Last night (well, it was in fact Easter Sunday night/Easter Monday morn) I finally finished writing The Crimson Road, my sort-of-vampire-but-not-precisely-vampire novel set in the Sourdough world.
 
When I first started, I looked for visual inspiration (once again) from the truly amazing @abigail_larson – this was the piece. This one made me think of my character Violet Zennor, dancing with death and dark things, and having to clean up messes that weren’t her own, and atoning for the sins of others. And being grumpy about it, but also very well dressed.
 
It’s a first draft, it’s awful and it’s been sent to my saintly and long-suffering editor @cathtrech. I can now spend a few weeks forgetting what I wrote so that when I come back to it with Cath’s feedback I’ll be able to look at it with clear eyes. I will know it’s neither the ugliest baby in the world nor the prettiest, but something in-between and malleable.
 
I got to dig back into the early depths of some of the Sourdough world stories from The Bitterwood Bible and Other Recountings collection, and explore some of my favourite characters, putting a new spin on their lives and deaths.
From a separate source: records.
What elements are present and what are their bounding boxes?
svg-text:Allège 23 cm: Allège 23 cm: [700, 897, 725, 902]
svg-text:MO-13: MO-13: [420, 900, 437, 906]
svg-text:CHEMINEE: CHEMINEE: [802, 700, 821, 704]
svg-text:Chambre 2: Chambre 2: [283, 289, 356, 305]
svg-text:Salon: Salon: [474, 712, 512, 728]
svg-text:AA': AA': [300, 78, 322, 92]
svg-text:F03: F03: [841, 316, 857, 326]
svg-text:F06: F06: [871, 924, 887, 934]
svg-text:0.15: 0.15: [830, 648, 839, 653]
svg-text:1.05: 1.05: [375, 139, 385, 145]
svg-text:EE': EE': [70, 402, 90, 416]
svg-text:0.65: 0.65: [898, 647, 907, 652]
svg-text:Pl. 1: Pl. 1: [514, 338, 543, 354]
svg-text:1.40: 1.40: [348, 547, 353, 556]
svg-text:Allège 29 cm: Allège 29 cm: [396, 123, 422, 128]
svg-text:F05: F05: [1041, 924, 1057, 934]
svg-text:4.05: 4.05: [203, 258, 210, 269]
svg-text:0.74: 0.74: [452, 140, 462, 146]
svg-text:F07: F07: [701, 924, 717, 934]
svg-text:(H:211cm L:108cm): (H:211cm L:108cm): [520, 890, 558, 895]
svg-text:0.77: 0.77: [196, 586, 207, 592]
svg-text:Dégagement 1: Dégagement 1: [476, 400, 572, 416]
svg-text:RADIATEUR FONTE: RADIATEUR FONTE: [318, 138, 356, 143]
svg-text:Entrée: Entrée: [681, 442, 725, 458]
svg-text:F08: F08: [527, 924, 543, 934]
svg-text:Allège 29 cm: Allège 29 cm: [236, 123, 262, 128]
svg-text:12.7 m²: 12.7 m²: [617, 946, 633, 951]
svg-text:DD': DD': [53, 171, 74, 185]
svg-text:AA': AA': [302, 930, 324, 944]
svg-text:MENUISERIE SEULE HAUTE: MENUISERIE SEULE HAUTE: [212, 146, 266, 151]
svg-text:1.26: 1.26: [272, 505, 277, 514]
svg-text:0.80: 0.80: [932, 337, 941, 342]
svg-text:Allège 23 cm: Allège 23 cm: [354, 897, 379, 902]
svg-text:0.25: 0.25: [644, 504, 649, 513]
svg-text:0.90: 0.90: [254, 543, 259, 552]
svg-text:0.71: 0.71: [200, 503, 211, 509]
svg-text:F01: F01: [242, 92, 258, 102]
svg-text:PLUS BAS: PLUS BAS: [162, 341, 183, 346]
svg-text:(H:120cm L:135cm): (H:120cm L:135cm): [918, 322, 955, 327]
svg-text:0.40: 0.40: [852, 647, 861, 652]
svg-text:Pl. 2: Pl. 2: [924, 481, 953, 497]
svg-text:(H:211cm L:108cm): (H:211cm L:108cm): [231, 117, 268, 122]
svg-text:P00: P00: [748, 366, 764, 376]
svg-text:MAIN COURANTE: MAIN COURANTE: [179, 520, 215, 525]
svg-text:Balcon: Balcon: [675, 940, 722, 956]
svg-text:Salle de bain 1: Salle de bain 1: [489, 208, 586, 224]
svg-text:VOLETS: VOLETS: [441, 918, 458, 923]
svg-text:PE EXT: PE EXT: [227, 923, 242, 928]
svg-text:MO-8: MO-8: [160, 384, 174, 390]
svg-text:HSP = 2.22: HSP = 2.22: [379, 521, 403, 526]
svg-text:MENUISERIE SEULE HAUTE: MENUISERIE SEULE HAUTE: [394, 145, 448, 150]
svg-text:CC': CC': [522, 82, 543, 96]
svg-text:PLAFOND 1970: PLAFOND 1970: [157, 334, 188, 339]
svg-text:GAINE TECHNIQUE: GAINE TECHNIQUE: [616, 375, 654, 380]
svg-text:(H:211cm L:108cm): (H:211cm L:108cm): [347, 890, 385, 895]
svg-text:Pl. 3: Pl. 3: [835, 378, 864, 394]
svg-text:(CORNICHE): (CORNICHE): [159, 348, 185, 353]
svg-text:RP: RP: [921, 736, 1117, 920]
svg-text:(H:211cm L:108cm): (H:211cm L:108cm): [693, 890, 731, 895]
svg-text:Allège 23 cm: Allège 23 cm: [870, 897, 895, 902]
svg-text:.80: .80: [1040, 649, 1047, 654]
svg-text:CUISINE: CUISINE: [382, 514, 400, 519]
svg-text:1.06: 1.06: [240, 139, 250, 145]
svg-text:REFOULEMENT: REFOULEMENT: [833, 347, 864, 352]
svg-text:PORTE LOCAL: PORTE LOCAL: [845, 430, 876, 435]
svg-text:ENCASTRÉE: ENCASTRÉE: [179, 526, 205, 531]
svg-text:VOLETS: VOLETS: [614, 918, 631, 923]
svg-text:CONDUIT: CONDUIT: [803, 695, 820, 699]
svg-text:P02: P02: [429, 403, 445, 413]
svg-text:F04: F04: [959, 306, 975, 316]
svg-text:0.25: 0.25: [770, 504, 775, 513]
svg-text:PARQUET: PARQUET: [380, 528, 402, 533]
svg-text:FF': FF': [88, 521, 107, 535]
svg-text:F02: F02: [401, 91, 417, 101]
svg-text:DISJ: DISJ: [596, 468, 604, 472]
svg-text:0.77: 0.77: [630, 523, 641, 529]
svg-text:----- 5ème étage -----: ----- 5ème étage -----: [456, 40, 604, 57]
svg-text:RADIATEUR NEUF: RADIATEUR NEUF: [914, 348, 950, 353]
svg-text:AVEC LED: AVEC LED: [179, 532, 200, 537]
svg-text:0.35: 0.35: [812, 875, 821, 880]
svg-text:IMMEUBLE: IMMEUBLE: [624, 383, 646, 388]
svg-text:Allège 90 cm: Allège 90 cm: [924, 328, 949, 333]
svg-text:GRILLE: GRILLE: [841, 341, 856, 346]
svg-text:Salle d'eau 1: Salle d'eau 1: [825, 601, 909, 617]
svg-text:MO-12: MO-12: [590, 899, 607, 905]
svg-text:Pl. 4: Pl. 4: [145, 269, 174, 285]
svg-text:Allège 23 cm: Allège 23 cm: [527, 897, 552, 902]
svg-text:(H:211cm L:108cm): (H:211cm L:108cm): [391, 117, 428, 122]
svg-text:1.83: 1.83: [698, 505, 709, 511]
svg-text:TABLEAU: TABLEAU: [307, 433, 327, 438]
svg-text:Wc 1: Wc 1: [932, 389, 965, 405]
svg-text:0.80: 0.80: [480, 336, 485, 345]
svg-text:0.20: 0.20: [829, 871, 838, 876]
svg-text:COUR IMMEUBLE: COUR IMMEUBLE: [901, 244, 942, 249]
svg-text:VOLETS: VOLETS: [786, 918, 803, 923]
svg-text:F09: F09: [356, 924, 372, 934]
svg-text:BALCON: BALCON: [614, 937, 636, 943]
I got to write some new little histories for this world, a mix of oral tales, folk stories and dark academia texts filled with strangeness and lies and maybe just enough truth to save you when you’re trapped in the Darklands, about to enter the Anchorhold of St Catherine’s of the Wheel, a silver dagger clutched in your sweaty palm…
 
 

They cannot move by sunlight.

           

Being dead – having died and returned – renders them creatures of the darkness. The night tells lies on their behalf, the glow of candles and fire giving bleached skin the illusion that something other than malice runs through their veins.

 

The truth of them can be revealed by day, which burns away the deceit of life they’ve created for themselves. Proper death, true death is almost instantaneous – do not touch them as they immolate for the flame sears like nothing you can imagine and you might well be taken down with the creature. No water can put out such fire.

 

They maintain their existence by the drinking of blood, pure and simple. They do not need to kill the one from whom they drink, but there are those who prefer to do so, claiming the death amplifies the effect of imbibing blood. After death, the teeth elongate and taper to a sharp point, the eyes become fit for seeing in the darkness, even the blackest of caverns beneath the earth, they can move silently, leap far distances so it seems they might be able to fly.

 

But they cannot bear the touch of light, nor the taste or smell of garlic (such plants were banned from the soil of the Darklands and thought to be eradicated hundreds of years ago), nor the presence of the thorns of the wild rose, nor (some whisper) the presence of a witch.